De la même manière, quand un occidental veut bien s’habiller en s’achetant un beau jean, il justifie le boulot d’un crevard en Inde qui gagne trois francs six sous en cousant la braguette, alors qu’un autre risque un cancer lorsqu’il le délave. Quand un occidental drogué au narcissisme vibre au contact de son iPhone en se disant que c’est chouette, qu’il a plein d’amis, qu’il progresse dans sa vie, qu’il retrouve le sourire, qu’au final tout n’est pas si triste, que pleins de gens l’aiment, il fait bosser d’obscurs Chinois qui se suicident parfois, mais ça, il s’en fout comme de son premier iMac. On voit donc que le mépris des autres n’est pas seulement la propriété des classes dirigeantes (ce serait trop simple) ; la nature humaine est remarquablement équitable de ce point de vue-là.

« C’est le peuple qui consent à son mal, ou plutôt qui le recherche »

Au final, voilà pourquoi il n’y a pas vraiment de révolte : quoiqu’on en dise, une bonne partie de la population, c’est-à-dire une partie non négligeable de la masse des consommateurs, se sent assez bien dans cette (in)culture du divertissement. Tout en ne s’y sentant absolument pas impliqué. Alors même que la consommation, c’est l’essence du moteur. Donc, pour se soulager, il s’indigne. Ah ! Eh ! Hi ! Ho ! Hu ! Il pointe du doigt les dirigeants du monde, les banquiers, les décideurs. Mais que seraient ces gens-là, que serait l’idéal du pognon et du confort, tyran moderne, sans le soutien inconsidéré de la majorité ?
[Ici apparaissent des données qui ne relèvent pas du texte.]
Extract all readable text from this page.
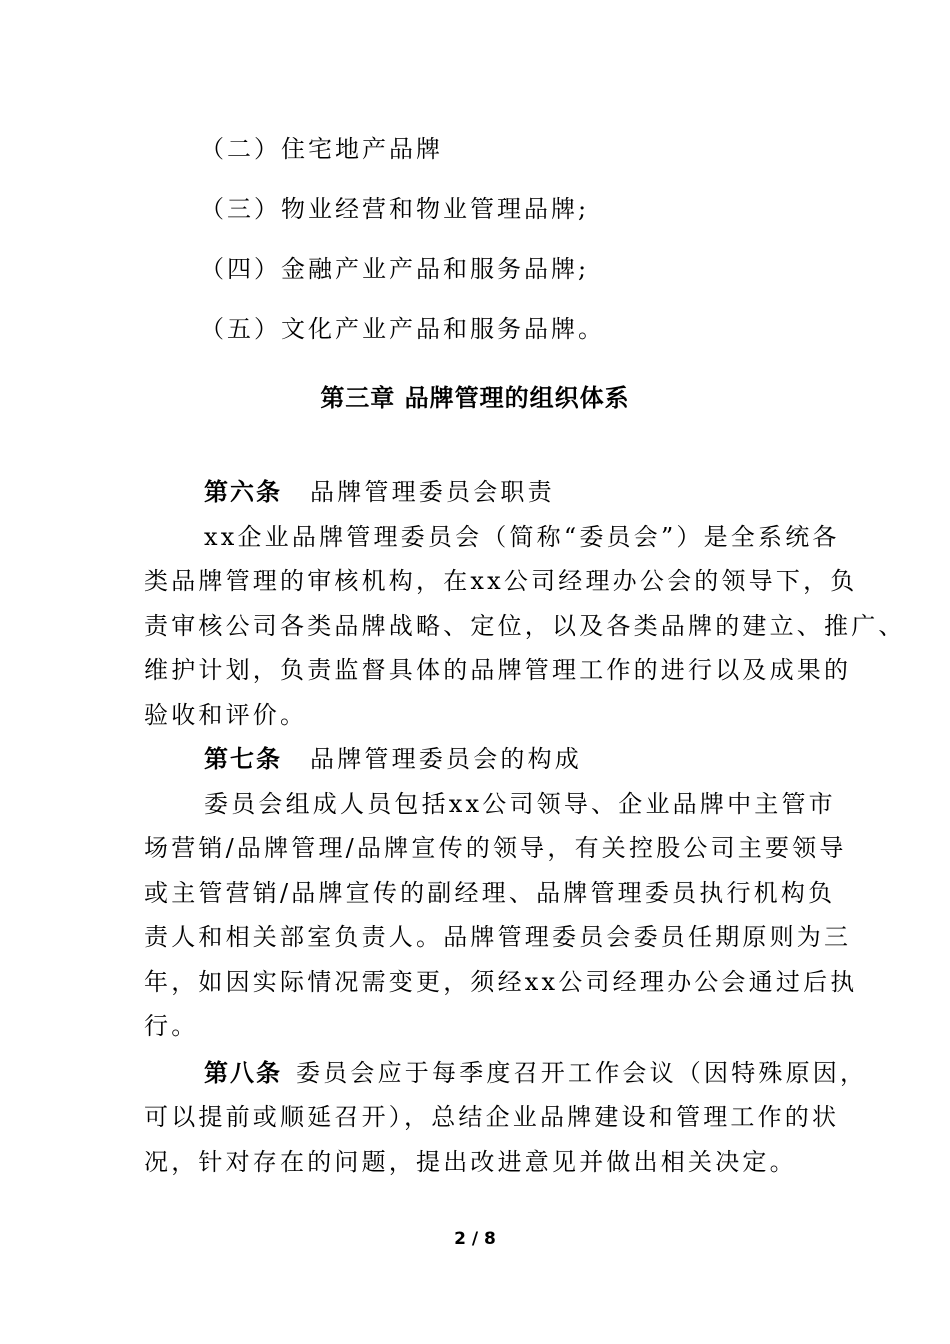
（二）住宅地产品牌
（三）物业经营和物业管理品牌;
（四）金融产业产品和服务品牌;
（五）文化产业产品和服务品牌。
第三章 品牌管理的组织体系
第六条 品牌管理委员会职责
xx企业品牌管理委员会（简称“委员会”）是全系统各
类品牌管理的审核机构，在xx公司经理办公会的领导下，负
责审核公司各类品牌战略、定位，以及各类品牌的建立、推广、
维护计划，负责监督具体的品牌管理工作的进行以及成果的
验收和评价。
第七条 品牌管理委员会的构成
委员会组成人员包括xx公司领导、企业品牌中主管市
场营销/品牌管理/品牌宣传的领导，有关控股公司主要领导
或主管营销/品牌宣传的副经理、品牌管理委员执行机构负
责人和相关部室负责人。品牌管理委员会委员任期原则为三
年，如因实际情况需变更，须经xx公司经理办公会通过后执
行。
第八条 委员会应于每季度召开工作会议（因特殊原因，
可以提前或顺延召开），总结企业品牌建设和管理工作的状
况，针对存在的问题，提出改进意见并做出相关决定。
2 / 8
« Or ce tyran seul, il n’est pas besoin de le combattre, ni de l’abattre. Il est défait de lui-même, pourvu que le pays ne consente point à sa servitude. Il ne s’agit pas de lui ôter quelque chose, mais de ne rien lui donner. (…) Ce sont donc les peuples eux-mêmes qui se laissent, ou plutôt qui se font malmener, puisqu’ils en seraient quittes en cessant de servir. C’est le peuple qui s’asservit et qui se coupe la gorge ; qui, pouvant choisir d’être soumis ou d’être libre, repousse la liberté et prend le joug ; qui consent à son mal, ou plutôt qui le recherche. » Discours de la servitude volontaire, Étienne de La Boétie.